CI cannot enforce Good design, taste, the right abstraction. A passing import-linter run does not mean the architecture is sound, so do not let it stand in for judgment.
Pair the rules with explicit do and do-not guides the agent reads, so the streamlined pattern is the path of least resistance rather than the one it has to be talked into.
13 Treat your agent setup and specs as code
Inshort
Version and test specs, prompts, and agent config like code, budget token spend as a real line item, and never let the quality gates erode just because agents are fast.
The last point is the meta one, and where teams are weakest, because the agent's configuration feels like settings rather than software and so escapes the rigor applied to everything else. Five practices:
Acceptance criteria as tests
Most “the agent did it wrong” incidents are really “the spec was ambiguous.” A failing test is a less ambiguous spec than a paragraph, which is why spec-as-test is also the correctness gate the whole loop leans on.
Version prompts and config like code
Prompts, subagents, and CLAUDE.md live in the repo, reviewed, with history, because they are inputs to production behavior.

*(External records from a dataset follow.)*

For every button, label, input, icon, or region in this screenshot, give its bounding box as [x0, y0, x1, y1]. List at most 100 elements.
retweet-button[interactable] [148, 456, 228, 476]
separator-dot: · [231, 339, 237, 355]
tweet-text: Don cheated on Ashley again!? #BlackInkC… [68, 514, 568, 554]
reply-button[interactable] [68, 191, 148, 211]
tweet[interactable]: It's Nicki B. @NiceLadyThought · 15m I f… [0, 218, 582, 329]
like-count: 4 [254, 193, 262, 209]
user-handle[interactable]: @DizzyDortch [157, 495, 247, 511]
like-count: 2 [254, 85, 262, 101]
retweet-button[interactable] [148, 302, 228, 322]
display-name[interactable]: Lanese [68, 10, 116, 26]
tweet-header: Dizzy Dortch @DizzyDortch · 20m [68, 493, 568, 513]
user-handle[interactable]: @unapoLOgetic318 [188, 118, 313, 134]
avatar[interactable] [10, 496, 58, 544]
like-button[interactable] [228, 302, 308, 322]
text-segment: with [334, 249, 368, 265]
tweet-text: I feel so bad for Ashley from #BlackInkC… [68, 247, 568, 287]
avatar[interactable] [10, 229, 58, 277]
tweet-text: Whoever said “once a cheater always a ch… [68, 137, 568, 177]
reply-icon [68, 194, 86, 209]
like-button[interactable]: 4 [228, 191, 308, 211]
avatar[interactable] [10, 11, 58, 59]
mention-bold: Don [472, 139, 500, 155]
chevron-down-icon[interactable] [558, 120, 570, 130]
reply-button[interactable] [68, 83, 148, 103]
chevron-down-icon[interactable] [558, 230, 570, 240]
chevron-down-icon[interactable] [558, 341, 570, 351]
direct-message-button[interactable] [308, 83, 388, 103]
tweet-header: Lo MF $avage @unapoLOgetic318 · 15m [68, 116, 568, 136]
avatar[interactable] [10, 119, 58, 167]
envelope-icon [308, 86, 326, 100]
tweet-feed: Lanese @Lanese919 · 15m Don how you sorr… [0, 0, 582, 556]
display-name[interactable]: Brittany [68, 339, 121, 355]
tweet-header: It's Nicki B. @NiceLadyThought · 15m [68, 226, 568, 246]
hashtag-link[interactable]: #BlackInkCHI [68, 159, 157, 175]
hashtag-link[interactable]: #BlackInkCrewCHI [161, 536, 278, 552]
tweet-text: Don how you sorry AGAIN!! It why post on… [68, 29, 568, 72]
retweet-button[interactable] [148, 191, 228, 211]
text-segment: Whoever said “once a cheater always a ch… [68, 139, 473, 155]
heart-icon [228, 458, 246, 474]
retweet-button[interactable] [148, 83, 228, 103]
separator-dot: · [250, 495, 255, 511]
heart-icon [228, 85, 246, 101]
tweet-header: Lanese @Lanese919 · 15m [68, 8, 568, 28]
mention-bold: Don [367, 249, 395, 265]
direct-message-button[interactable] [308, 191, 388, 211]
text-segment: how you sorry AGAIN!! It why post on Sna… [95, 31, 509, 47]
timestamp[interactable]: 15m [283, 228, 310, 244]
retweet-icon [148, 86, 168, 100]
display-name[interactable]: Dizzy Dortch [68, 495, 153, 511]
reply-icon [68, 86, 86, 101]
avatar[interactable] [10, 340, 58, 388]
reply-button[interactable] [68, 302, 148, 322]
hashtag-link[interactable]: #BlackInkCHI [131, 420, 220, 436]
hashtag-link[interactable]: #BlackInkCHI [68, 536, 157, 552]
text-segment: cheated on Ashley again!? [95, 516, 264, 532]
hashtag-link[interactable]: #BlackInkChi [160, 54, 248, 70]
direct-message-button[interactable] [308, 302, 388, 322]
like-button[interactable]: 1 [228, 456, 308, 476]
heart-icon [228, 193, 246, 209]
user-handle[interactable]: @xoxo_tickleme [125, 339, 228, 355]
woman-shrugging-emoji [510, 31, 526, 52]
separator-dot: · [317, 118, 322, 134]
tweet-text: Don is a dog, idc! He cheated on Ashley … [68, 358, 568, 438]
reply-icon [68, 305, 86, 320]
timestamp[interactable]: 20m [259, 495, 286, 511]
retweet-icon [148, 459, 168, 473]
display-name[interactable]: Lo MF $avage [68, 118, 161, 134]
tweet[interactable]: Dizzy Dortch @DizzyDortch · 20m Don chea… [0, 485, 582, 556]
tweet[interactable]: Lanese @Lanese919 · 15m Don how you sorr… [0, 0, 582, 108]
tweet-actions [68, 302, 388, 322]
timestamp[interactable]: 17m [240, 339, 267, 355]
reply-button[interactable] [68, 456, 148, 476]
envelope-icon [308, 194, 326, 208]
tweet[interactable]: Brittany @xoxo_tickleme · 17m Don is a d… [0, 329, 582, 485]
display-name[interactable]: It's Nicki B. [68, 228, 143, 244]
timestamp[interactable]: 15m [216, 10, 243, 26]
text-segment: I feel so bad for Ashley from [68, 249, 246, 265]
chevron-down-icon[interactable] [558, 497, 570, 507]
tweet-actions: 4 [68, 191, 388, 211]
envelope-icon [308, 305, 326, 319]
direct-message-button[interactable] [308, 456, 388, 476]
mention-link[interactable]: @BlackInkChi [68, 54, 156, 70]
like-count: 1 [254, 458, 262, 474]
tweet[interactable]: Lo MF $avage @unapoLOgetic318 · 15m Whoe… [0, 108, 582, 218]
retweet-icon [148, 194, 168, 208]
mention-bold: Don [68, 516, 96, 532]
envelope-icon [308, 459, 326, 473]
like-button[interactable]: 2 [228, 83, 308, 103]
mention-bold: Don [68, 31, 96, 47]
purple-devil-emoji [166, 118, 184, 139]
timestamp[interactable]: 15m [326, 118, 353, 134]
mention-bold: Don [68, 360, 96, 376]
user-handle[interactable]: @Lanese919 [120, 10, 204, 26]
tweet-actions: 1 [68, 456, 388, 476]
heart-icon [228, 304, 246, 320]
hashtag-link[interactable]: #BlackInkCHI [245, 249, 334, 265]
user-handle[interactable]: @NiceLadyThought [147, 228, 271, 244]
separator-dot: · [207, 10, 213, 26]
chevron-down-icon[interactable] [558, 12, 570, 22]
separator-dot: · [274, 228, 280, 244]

Run regression evals in CI
promptfoo, Braintrust, or Langfuse. A prompt change with no eval is a deploy with no test; quality drifts silently until you can no longer bisect why.
Budget token spend
Instrument it as the operational line item it now is, attributed per team and per task, with an alert. An agent with broad tool access and no spend ceiling is a financial blast radius.
Protect main
Do not let branch protections and quality gates erode just because agents are fast. The moment you trade green for fast, you have given the whole game back.
Summary
Lever 1 A self-describing CLAUDE.md generated from source, plus Context7 for current docs
Lever 2 The context window managed as a budget: just-in-time retrieval, compaction, sub-agents, durable memory, integrity
Lever 3 A one-command local verify, flaky tests quarantined, the suite validated as an oracle by mutation testing
Lever 4 Image-layer and affected-build caching, plus a digest-pinned master base image
Lever 5 A monorepo with the remote-cache and affected-graph tooling that earns it
Lever 6 A merge queue with stacked sub-400-line PRs, tiered by real blast radius, not diff size
Lever 7 Flags and canaries with auto-rollback, over backward-compatible state changes
Lever 8 Stepped promotion gated on signals, human by exception
Lever 9 Current, machine-readable runbooks the agent maintains, with agent-readable telemetry
Lever 10 Agents that run ops behind brokered, read-broad write-gated credentials
Lever 11 Transcript mining curated into ADRs and back into context
Lever 12 Design enforced by import rules in CI
Lever 13 Specs and prompts treated as tested, budgeted code
The Bottom Line: Speed Demands a Better Track
You do not need to implement all thirteen levers tomorrow. But you do need to start shifting your platform’s mindset from human-gated to mechanically enforced.
Start small. Stop the bleeding with a self-describing repo. Fix the build so failures are caught locally. Tier your PRs so speed is not scary. The teams that win the next decade of software engineering will not necessarily have the smartest models, they will simply have built the fastest, safest loops around them.
While the agents race. You build the track.